内田光子 with マーラー・チェンバー・オーケストラ 2023 を、サントリーホールにて。

 

ピアノ・指揮:内田光子

マーラー・チェンバー・オーケストラ

 

モーツァルト:ピアノ協奏曲第17番 ト長調 K. 453

ヴィトマン:『コラール四重奏曲』(室内オーケストラのための)

モーツァルト:ピアノ協奏曲第22番 変ホ長調 K. 482

(アンコール)

モーツァルト:ピアノ・ソナタ第10番 より 第2楽章

 

内田光子とマーラー・チェンバー・オーケストラの日本ツアー最終公演を聴く。

 

もう一つのプログラムに比べるとモーツァルトの協奏曲も比較的地味だし、ヴィトマンが挟まれているということもあって、内田光子ながら満席とは行かなかったようで、2階の後ろの方は結構空席が目立つ。

ミューザ川崎シンフォニーホールで聴いたもう一つのプログラムでは、25番でやや違和感があったのだが、今回の公演は内田光子本来のピアニズムが冴え渡り、素晴らしい公演となった。

 

内田の弾くモーツァルトはまさに珠玉の輝きを持ち、音色はこれ以上ないぐらいに研ぎ澄まされ、磨き抜かれている。こうした音を出すのは、当たり前だが一朝一夕にはできないこと。長い年月をかけて熟成された音なのである。これ以上ないくらいに自然な息遣いのモーツァルトだ。

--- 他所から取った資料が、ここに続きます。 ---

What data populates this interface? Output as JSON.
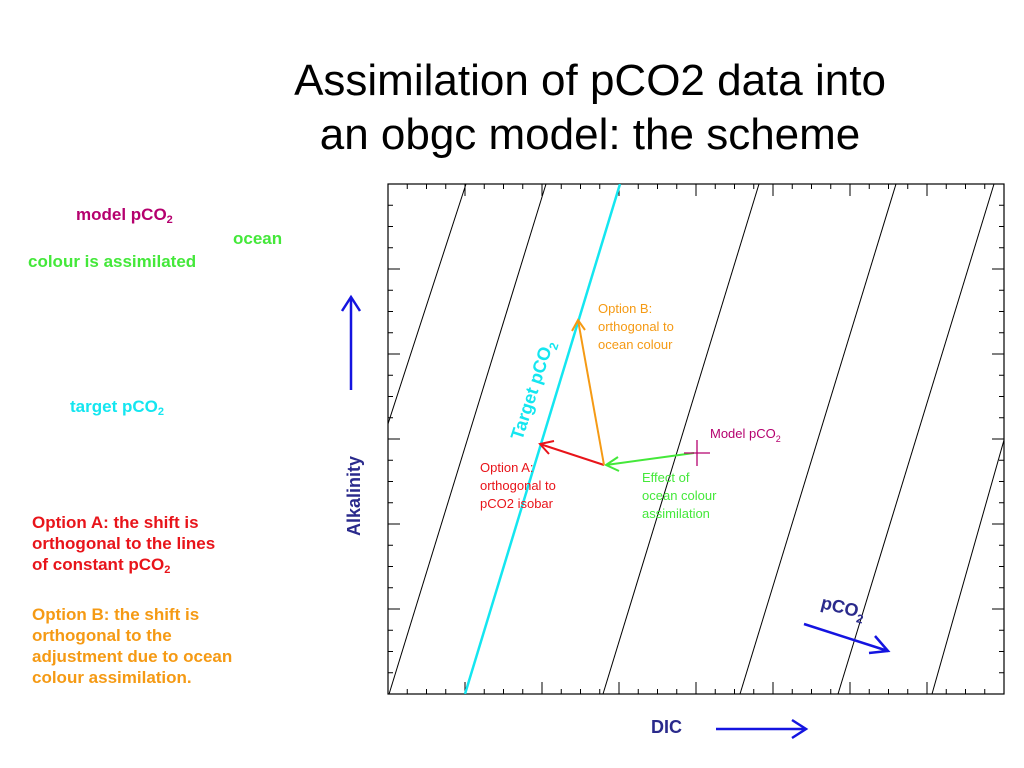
{
  "slide": {
    "title_line1": "Assimilation of pCO2 data into",
    "title_line2": "an obgc model: the scheme"
  },
  "legend": {
    "model_pco2": "model pCO",
    "model_pco2_sub": "2",
    "ocean_colour_1": "ocean",
    "ocean_colour_2": "colour is assimilated",
    "target_pco2": "target pCO",
    "target_pco2_sub": "2"
  },
  "notes": {
    "option_a_line1": "Option A: the shift is",
    "option_a_line2": "orthogonal to the lines",
    "option_a_line3": "of constant pCO",
    "option_a_sub": "2",
    "option_b_line1": "Option B: the shift is",
    "option_b_line2": "orthogonal to the",
    "option_b_line3": "adjustment due to ocean",
    "option_b_line4": "colour assimilation."
  },
  "diagram": {
    "ylabel": "Alkalinity",
    "xlabel": "DIC",
    "target_label": "Target pCO",
    "target_label_sub": "2",
    "pco2_arrow_label": "pCO",
    "pco2_arrow_sub": "2",
    "option_b_label": [
      "Option B:",
      "orthogonal to",
      "ocean colour"
    ],
    "option_a_label": [
      "Option A:",
      "orthogonal to",
      "pCO2 isobar"
    ],
    "effect_label": [
      "Effect of",
      "ocean colour",
      "assimilation"
    ],
    "model_pco2_label": "Model pCO",
    "model_pco2_sub": "2"
  },
  "colors": {
    "magenta": "#b5006e",
    "green": "#44e83a",
    "cyan": "#14e6f0",
    "red": "#e8141a",
    "orange": "#f59a14",
    "navy": "#2a2a8c",
    "blue": "#1414e0"
  }
}
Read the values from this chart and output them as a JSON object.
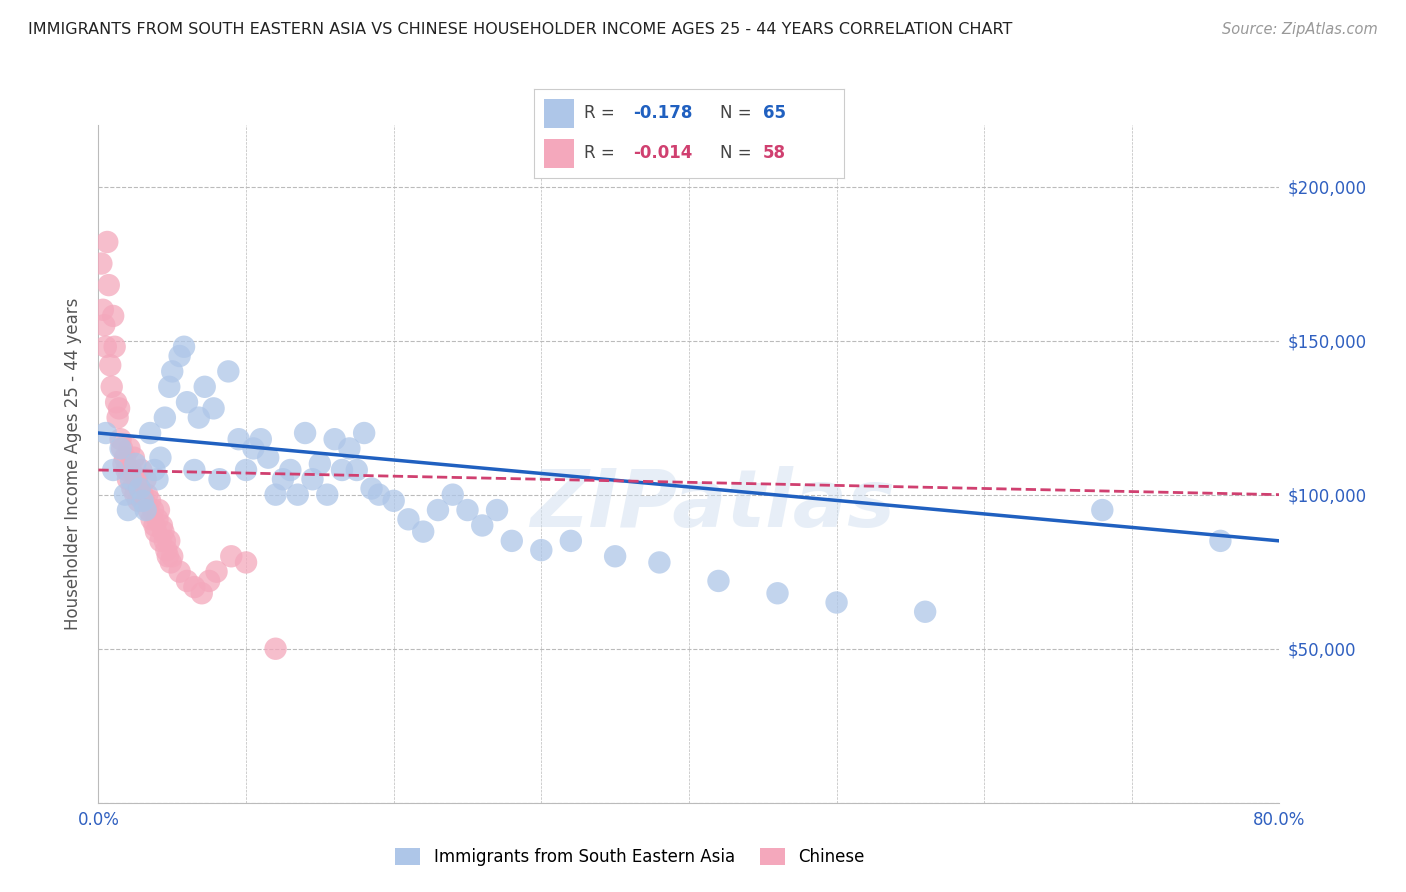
{
  "title": "IMMIGRANTS FROM SOUTH EASTERN ASIA VS CHINESE HOUSEHOLDER INCOME AGES 25 - 44 YEARS CORRELATION CHART",
  "source": "Source: ZipAtlas.com",
  "ylabel": "Householder Income Ages 25 - 44 years",
  "xlim": [
    0.0,
    0.8
  ],
  "ylim": [
    0,
    220000
  ],
  "yticks": [
    0,
    50000,
    100000,
    150000,
    200000
  ],
  "ytick_labels": [
    "",
    "$50,000",
    "$100,000",
    "$150,000",
    "$200,000"
  ],
  "xticks": [
    0.0,
    0.1,
    0.2,
    0.3,
    0.4,
    0.5,
    0.6,
    0.7,
    0.8
  ],
  "xtick_labels": [
    "0.0%",
    "",
    "",
    "",
    "",
    "",
    "",
    "",
    "80.0%"
  ],
  "series1_label": "Immigrants from South Eastern Asia",
  "series1_R": "-0.178",
  "series1_N": "65",
  "series1_color": "#aec6e8",
  "series1_line_color": "#2060c0",
  "series2_label": "Chinese",
  "series2_R": "-0.014",
  "series2_N": "58",
  "series2_color": "#f4a8bc",
  "series2_line_color": "#d04070",
  "background_color": "#ffffff",
  "grid_color": "#bbbbbb",
  "title_color": "#333333",
  "axis_label_color": "#555555",
  "tick_label_color": "#3060c0",
  "watermark": "ZIPatlas",
  "series1_x": [
    0.005,
    0.01,
    0.015,
    0.018,
    0.02,
    0.022,
    0.025,
    0.028,
    0.03,
    0.032,
    0.035,
    0.038,
    0.04,
    0.042,
    0.045,
    0.048,
    0.05,
    0.055,
    0.058,
    0.06,
    0.065,
    0.068,
    0.072,
    0.078,
    0.082,
    0.088,
    0.095,
    0.1,
    0.105,
    0.11,
    0.115,
    0.12,
    0.125,
    0.13,
    0.135,
    0.14,
    0.145,
    0.15,
    0.155,
    0.16,
    0.165,
    0.17,
    0.175,
    0.18,
    0.185,
    0.19,
    0.2,
    0.21,
    0.22,
    0.23,
    0.24,
    0.25,
    0.26,
    0.27,
    0.28,
    0.3,
    0.32,
    0.35,
    0.38,
    0.42,
    0.46,
    0.5,
    0.56,
    0.68,
    0.76
  ],
  "series1_y": [
    120000,
    108000,
    115000,
    100000,
    95000,
    105000,
    110000,
    102000,
    98000,
    95000,
    120000,
    108000,
    105000,
    112000,
    125000,
    135000,
    140000,
    145000,
    148000,
    130000,
    108000,
    125000,
    135000,
    128000,
    105000,
    140000,
    118000,
    108000,
    115000,
    118000,
    112000,
    100000,
    105000,
    108000,
    100000,
    120000,
    105000,
    110000,
    100000,
    118000,
    108000,
    115000,
    108000,
    120000,
    102000,
    100000,
    98000,
    92000,
    88000,
    95000,
    100000,
    95000,
    90000,
    95000,
    85000,
    82000,
    85000,
    80000,
    78000,
    72000,
    68000,
    65000,
    62000,
    95000,
    85000
  ],
  "series2_x": [
    0.002,
    0.003,
    0.004,
    0.005,
    0.006,
    0.007,
    0.008,
    0.009,
    0.01,
    0.011,
    0.012,
    0.013,
    0.014,
    0.015,
    0.016,
    0.017,
    0.018,
    0.019,
    0.02,
    0.021,
    0.022,
    0.023,
    0.024,
    0.025,
    0.026,
    0.027,
    0.028,
    0.029,
    0.03,
    0.031,
    0.032,
    0.033,
    0.034,
    0.035,
    0.036,
    0.037,
    0.038,
    0.039,
    0.04,
    0.041,
    0.042,
    0.043,
    0.044,
    0.045,
    0.046,
    0.047,
    0.048,
    0.049,
    0.05,
    0.055,
    0.06,
    0.065,
    0.07,
    0.075,
    0.08,
    0.09,
    0.1,
    0.12
  ],
  "series2_y": [
    175000,
    160000,
    155000,
    148000,
    182000,
    168000,
    142000,
    135000,
    158000,
    148000,
    130000,
    125000,
    128000,
    118000,
    115000,
    110000,
    112000,
    108000,
    105000,
    115000,
    108000,
    102000,
    112000,
    100000,
    105000,
    98000,
    102000,
    108000,
    100000,
    98000,
    105000,
    100000,
    95000,
    98000,
    92000,
    95000,
    90000,
    88000,
    92000,
    95000,
    85000,
    90000,
    88000,
    85000,
    82000,
    80000,
    85000,
    78000,
    80000,
    75000,
    72000,
    70000,
    68000,
    72000,
    75000,
    80000,
    78000,
    50000
  ]
}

故クラウディオ・アバドによって1997年に創設されたマーラー・チェンバー・オーケストラは、アバドの音楽性に寄り添う形で成長してきた団体である。自主性・自発性に富んだ、伸び伸びとした音楽性が特長のオーケストラで、内田光子の弾き振りなどには、まさにうってつけのオーケストラだと思う。

第22番の第2楽章で管楽のみで演奏される部分などは、いかにもこのオーケストラらしい自然この上ない息遣いが感じられる。ちなみに第22番は長い管のトランペット、小ぶりなティンパニを用いてピリオド系の硬めの縁取りがされていた。

 

オーケストラの編成は弦が8-7-5-4-2で対向配置。

 

前半の2曲目に指揮者なしで演奏されたヴィトマン(1973〜)、今や引っ張りだこの作曲家で、日本でもトッパンホールで自らクラリネットを演奏しての自作のリサイタルをやったり、サントリーホールのサマーフェスティバル2018のテーマ作曲家に選ばれたりしているのでよく知られた名前である。先日ルツェルンに行ったときも彼の作品がいくつか演奏されていたが、現代音楽の作曲家のなかでは比較的保守的な作風だと思ったものだ。

しかし今回演奏されたコラール四重奏曲、通常とは異なる奏法が多用されていて、意外に実験的なところもある作品であった。これは、2003年というちょっと前の作品だからかもしれない。とはいえ、非常に聴きやすい音楽で、そこまで尖ったところが感じられない作風である。

ステージ上には26人の弦楽器奏者(モーツァルトのときと違い、ヴァイオリン、ヴィオラ奏者は全員起立していた)、客席はRC後方にフルート、2階センター通路中央にオーボエ、そしてLC後方にファゴットが配置されステレオ効果満点。

 

アンコールで演奏されたのはソナタ第10番K330の第2楽章。このコンビの前回来日のときのアンコールもこれだったのだが、この慈しむような優しい響きを聴いていると、人生最後に聴く音楽がこの演奏でもいい、とさえ思ってしまう…

 

内田光子に対するソロ・カーテンコール2回。会場には反田恭平・小林愛実夫妻の姿もあった。